In HR, political or other differences can work far better and this, I think, is because with the benefit of hindsight or knowledge of the historical past from the perspective of research or study, we do know the outcome and though there may be interpretive differences, generally, the past is a known thing and so we go into HR with fore-knowledge and the fight, generally, is over and we can read about how the resolution was worked out with reasonable certainty and, hence, comfort.
I read widely in history and politics – past and present – but prefer in my romantic fiction reading that they are mainly in the past, e.g. HR. We know the outcome, there is no difficult conflict to perhaps deflect from real enjoyment of the story. But in CR, when there is conflict, not every reader will relish this in their reading. I don’t want to dwell on the Charlie Kirk tragedy but personally this seems to me to represent unresolved political, moral, religious conflict where differences can make such a vast, uncrossable void that reasonable people lose perspective, stop talking to each other and become monstrous.
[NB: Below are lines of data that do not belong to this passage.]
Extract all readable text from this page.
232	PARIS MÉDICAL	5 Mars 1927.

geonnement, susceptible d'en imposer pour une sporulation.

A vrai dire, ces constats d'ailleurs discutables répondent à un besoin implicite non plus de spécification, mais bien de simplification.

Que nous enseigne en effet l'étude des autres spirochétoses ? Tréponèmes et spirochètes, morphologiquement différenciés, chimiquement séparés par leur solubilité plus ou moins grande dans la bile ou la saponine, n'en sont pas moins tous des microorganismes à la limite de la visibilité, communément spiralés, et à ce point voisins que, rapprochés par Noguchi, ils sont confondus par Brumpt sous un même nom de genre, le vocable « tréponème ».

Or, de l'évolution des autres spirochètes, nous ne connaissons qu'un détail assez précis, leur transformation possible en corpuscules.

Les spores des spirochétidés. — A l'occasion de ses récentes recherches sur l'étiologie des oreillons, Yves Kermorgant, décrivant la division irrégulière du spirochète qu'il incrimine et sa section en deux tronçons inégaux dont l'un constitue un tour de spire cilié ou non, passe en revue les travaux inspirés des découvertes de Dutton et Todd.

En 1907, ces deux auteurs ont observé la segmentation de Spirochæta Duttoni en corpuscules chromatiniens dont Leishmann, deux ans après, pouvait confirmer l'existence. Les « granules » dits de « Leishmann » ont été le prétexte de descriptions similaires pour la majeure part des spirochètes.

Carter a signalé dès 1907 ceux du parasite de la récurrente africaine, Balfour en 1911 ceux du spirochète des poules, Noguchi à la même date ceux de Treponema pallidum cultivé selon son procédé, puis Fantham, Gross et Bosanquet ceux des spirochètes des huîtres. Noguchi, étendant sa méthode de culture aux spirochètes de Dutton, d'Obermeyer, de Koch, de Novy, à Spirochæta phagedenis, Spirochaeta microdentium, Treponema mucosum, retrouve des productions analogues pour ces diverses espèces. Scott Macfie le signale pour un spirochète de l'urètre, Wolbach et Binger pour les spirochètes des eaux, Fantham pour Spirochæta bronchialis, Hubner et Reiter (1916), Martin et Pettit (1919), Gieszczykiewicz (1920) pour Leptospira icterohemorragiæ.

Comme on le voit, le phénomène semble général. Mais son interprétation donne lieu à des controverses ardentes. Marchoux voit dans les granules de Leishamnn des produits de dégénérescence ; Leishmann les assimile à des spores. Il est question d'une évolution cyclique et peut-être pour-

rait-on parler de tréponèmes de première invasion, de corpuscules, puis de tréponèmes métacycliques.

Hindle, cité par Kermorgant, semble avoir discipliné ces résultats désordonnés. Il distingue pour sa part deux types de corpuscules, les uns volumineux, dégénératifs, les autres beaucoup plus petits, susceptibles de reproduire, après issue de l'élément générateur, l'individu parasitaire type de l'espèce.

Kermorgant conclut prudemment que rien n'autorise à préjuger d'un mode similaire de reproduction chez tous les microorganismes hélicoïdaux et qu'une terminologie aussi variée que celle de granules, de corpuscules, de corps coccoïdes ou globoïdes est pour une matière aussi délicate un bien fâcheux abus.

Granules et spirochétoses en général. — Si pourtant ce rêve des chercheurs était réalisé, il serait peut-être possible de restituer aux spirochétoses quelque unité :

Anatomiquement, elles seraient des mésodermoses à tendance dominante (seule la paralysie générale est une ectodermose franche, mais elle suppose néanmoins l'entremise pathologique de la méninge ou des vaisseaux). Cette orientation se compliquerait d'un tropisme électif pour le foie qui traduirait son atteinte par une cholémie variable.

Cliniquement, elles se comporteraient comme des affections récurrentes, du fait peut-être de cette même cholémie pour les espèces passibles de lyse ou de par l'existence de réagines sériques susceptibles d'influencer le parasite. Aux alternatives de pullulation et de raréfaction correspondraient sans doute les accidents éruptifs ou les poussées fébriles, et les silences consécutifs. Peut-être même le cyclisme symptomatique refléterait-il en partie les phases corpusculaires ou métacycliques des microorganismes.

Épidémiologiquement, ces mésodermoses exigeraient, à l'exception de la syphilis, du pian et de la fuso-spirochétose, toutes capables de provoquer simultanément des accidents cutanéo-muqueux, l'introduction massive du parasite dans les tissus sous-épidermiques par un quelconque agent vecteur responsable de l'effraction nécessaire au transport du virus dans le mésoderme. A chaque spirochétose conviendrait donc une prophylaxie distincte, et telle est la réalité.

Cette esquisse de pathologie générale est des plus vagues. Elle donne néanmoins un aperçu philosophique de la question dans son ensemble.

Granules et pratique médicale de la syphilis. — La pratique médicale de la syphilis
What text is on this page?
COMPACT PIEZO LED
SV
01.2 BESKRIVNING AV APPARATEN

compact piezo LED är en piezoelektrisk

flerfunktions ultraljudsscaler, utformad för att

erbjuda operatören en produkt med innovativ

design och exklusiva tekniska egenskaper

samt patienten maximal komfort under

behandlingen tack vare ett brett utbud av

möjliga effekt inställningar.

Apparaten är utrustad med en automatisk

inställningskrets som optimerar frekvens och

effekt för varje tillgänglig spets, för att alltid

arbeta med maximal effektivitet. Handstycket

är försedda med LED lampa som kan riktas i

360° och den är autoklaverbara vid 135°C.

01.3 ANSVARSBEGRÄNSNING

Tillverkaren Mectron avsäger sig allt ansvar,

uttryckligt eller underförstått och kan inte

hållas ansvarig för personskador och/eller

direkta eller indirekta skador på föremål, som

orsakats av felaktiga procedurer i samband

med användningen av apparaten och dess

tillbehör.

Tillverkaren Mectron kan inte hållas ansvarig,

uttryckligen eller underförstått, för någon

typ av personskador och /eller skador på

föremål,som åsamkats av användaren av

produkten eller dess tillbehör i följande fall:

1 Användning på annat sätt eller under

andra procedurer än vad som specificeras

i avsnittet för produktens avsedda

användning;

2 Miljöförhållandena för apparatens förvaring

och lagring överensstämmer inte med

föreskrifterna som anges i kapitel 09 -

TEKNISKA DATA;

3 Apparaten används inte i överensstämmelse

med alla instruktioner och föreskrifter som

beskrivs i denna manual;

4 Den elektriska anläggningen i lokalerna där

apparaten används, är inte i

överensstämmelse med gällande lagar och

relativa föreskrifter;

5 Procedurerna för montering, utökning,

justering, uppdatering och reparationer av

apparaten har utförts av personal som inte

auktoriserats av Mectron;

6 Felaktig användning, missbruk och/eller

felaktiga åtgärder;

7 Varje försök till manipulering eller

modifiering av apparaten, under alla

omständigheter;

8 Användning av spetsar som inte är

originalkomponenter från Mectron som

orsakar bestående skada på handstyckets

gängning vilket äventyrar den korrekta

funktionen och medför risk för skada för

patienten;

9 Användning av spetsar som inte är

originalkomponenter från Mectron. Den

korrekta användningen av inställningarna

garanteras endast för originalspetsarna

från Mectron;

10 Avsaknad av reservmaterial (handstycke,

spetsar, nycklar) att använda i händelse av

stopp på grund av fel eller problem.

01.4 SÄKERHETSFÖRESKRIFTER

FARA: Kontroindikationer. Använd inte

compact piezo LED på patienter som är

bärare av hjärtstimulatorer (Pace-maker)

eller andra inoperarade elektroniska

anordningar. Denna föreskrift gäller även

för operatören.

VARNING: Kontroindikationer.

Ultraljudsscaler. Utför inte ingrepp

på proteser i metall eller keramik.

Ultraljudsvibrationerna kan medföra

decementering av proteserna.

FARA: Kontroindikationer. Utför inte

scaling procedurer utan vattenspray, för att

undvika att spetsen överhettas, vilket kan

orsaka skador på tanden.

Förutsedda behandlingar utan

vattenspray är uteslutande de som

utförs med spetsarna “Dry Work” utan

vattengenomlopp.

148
So, in answer to your question, once more, I would rather my romance reading has resolved or easily resolved conflict and I prefer it to stay in the knowable past. Otherwise, a CR writer is, to a degree, speculating on resolution and making it fit into their own values which readers may or may not share.
It’s interesting–I think most romance has conflict in it. So, maybe what you’re saying is that this is a specific kind of conflict that doesn’t appeal to you. And I get that.
You are right. Conflict and angst are fine and I like that but not when it comes down to politics and serious moral values where one MC will have to make what amounts to a supreme sacrifice in order to make a relationship work. Someone will then lose their sense of identity. Not for me. Differences of opinion can be part of a good relationship when both parties have the goodness of heart to deal with them in a kind and open way. Mature people agree to disagree and move on. Otherwise, I sense doom and gloom down the line.
To me, this is an aspirational sentiment, but I question how common it really is in today’s publishing landscape. I haven’t read most of the specific books you mention, but a formula I often see is: A is very progressive/radical, B is more moderate/conservative, but in the end B comes around to A’s point of view. So B doesn’t get to *keep* being more moderate/conservative; he/she has to accept A’s politics to be worthy of love. It’s a dynamic I find frustrating, so I tend to avoid romances where politics (whether historical or contemporary) is central to the story.
I feel like this is a new thing–in many older romances both people had to compromise. In fact, that was often posited as what love means. I dislike romances where one person gives up everything or completely changes for the other person. This may be why many modern romances aren’t working for me.
Except in My Dearest Enemy. She’s against marriage because it removes a woman’s rights to her children in Victorian England. But she still gets married and has a kid (several) with the protagonist.
I know of several historical romances with that plot.